No surface designer worth his or her salt is capable of escaping the fascination with
texture... but how to capture the original texture and make it a valid
visual component? The Spanish moss references the barbed wire. The soft and natural world versus the contained and hard-edged human world. What to do?
Printing is my first love, so I could interpret the lines of the Spanish Moss using India ink, or a fine line marker on paper. I could turn that line drawing into a silkscreen; one of the most versatile of printing tools. Or I could put the photograph in a drawing program, even a simple one like Powerpoint, and change it into a black and white image. The B/W picture could translate into a silkscreen, too. The barbed wire image could also be altered either of these ways.
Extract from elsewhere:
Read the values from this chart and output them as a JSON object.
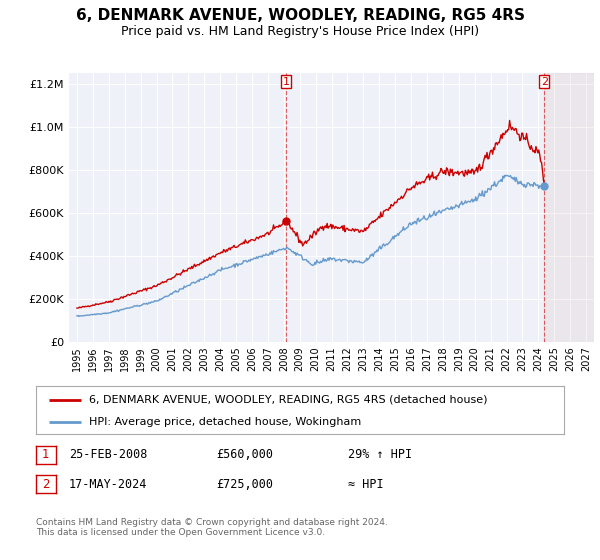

I call the introduction of an image onto a surface using printing a faux texture. Faux means false in French, and we're all familiar with faux painting - an artist's rendition of a scene so that it looks real - a window, with landscape beyond - painted on a building, for example. Faux texture is essentially the same thing. The printed image references the real texture, but is a flat representation of it.
Three dimensional work could also be introduced to mimic the original Spanish Moss and barbed wire. Needle felting is a fantastic means of applying loose, thready stuff onto a flat surface. Hand or machine embroidery? More intriguing choices.
For me, it always comes down to the most elegant choice. The application that rises to the top during my intentional consideration of the possibilities. It takes time to figure out what the most elegant choice is. But it's always worth it.